Cheng, Yueming; Dai, Tie; Goto, Daisuke; Schutgens, Nick A. J.; Shi, Guangyu; Nakajima, Teruyuki

Aerosol vertical information is critical to quantify the influences of aerosol on the climate and environment; however, large uncertainties still persist in model simulations. In this study, the vertical aerosol extinction coefficients from the Cloud-Aerosol Lidar with Orthogonal Polarization (CALIOP) onboard the Cloud–Aerosol Lidar and Infrared Pathfinder Satellite Observation (CALIPSO) are assimilated to optimize the hourly aerosol fields of the Non-hydrostatic ICosahedral Atmospheric Model (NICAM) online coupled with the Spectral Radiation Transport Model for Aerosol Species (SPRINTARS) using a four-dimensional local ensemble transform Kalman filter (4-D LETKF). A parallel assimilation experiment using bias-corrected aerosol optical thicknesses (AOTs) from the Moderate Resolution Imaging Spectroradiometer (MODIS) is conducted to investigate the effects of assimilating the observations (and whether to include vertical information) on the model performances. Additionally, an experiment simultaneously assimilating both CALIOP and MODIS observations is conducted. The assimilation experiments are successfully performed for 1 month, making it possible to evaluate the results in a statistical sense.
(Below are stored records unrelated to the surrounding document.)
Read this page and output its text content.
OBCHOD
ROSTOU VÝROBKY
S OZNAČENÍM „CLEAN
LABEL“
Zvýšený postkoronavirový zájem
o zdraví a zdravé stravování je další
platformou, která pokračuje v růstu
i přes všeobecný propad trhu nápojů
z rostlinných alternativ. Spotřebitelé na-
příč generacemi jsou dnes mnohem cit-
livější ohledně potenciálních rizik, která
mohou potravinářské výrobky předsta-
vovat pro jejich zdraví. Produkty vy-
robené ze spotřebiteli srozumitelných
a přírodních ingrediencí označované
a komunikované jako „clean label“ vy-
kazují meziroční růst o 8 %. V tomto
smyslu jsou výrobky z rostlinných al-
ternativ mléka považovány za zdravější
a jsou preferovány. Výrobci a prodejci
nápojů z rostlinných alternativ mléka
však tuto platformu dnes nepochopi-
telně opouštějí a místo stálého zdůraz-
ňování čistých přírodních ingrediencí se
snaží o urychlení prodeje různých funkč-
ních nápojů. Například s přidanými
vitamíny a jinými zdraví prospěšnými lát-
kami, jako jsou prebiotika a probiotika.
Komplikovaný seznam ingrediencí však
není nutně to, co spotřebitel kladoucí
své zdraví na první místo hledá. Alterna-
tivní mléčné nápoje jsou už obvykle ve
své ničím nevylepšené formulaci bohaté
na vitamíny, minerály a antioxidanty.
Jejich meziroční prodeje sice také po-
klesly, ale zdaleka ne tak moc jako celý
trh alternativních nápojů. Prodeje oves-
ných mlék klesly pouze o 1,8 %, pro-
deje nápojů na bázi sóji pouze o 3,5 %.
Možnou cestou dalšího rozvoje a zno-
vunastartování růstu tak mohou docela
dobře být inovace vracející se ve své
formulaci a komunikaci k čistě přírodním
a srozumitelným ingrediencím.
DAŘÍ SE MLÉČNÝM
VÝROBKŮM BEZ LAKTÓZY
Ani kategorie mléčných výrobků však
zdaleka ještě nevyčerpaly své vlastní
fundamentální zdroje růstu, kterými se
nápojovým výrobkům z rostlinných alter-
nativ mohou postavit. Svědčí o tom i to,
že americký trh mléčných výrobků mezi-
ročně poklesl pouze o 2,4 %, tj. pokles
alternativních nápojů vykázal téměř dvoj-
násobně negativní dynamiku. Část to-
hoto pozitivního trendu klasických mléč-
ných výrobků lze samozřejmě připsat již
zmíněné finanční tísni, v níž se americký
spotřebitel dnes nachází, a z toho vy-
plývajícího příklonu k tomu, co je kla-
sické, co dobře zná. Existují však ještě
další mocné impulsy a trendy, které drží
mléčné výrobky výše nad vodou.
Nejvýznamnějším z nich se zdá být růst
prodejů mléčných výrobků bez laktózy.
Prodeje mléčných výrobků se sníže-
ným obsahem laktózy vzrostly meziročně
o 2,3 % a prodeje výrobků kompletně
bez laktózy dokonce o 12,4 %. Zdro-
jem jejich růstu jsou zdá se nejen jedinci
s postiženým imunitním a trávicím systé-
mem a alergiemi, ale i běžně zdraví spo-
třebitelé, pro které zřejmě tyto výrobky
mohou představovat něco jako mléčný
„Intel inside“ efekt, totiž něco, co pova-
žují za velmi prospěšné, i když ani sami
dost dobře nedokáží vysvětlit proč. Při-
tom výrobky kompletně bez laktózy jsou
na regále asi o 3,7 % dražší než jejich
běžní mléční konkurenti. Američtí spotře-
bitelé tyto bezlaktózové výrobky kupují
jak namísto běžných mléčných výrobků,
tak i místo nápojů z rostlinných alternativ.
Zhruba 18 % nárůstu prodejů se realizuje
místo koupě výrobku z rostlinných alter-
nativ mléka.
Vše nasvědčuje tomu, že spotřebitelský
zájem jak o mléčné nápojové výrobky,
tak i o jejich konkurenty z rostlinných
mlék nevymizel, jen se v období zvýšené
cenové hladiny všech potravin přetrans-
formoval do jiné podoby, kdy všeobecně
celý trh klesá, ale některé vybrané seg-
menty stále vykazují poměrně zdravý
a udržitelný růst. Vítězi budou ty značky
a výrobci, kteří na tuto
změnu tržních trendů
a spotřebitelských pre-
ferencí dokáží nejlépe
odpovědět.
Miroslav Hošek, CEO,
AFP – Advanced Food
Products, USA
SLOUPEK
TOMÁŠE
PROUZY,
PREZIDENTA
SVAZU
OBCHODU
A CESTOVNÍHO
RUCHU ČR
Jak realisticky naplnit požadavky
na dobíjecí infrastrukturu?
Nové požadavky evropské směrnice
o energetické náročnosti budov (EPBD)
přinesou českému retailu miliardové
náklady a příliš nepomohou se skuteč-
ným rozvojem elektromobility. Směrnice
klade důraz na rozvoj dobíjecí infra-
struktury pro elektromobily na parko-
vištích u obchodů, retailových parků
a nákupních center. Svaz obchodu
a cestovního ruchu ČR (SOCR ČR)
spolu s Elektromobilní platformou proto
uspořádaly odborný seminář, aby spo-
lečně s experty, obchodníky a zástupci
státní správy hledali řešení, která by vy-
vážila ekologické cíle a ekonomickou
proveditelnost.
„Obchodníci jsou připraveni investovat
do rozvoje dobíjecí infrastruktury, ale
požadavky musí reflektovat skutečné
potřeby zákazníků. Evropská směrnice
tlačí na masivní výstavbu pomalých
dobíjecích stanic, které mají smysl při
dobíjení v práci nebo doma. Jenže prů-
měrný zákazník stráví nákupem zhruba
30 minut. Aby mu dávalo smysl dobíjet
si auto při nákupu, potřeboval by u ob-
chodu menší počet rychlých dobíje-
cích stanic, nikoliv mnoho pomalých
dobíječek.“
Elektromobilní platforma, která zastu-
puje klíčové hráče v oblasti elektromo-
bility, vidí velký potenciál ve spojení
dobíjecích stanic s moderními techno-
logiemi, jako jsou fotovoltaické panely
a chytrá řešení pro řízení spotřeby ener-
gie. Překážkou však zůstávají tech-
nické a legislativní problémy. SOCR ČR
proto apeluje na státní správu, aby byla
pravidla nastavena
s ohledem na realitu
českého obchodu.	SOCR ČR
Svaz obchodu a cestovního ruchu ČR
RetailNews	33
The hourly analyses are validated via both the CALIOP-observed aerosol vertical extinction coefficients and the AOT observations from MODIS and the AErosol RObotic NETwork (AERONET). Our results reveal that both the CALIOP and MODIS assimilations can improve the model simulations. The CALIOP assimilation is superior to the MODIS assimilation in modifying the incorrect aerosol vertical distributions and reproducing the real magnitudes and variations, and the joint CALIOP and MODIS assimilation can further improve the simulated aerosol vertical distribution. However, the MODIS assimilation can better reproduce the AOT distributions than the CALIOP assimilation, and the inclusion of the CALIOP observations has an insignificant impact on the AOT analysis. This is probably due to the nadir-viewing CALIOP having much sparser coverage than MODIS. The assimilation efficiencies of CALIOP decrease with increasing distances of the overpass time, indicating that more aerosol vertical observation platforms are required to fill the sensor-specific observation gaps and hence improve the aerosol vertical data assimilation.



Cheng, Yueming / Dai, Tie / Goto, Daisuke / et al: Investigating the assimilation of CALIPSO global aerosol vertical observations using a four-dimensional ensemble Kalman filter. 2019. Copernicus Publications.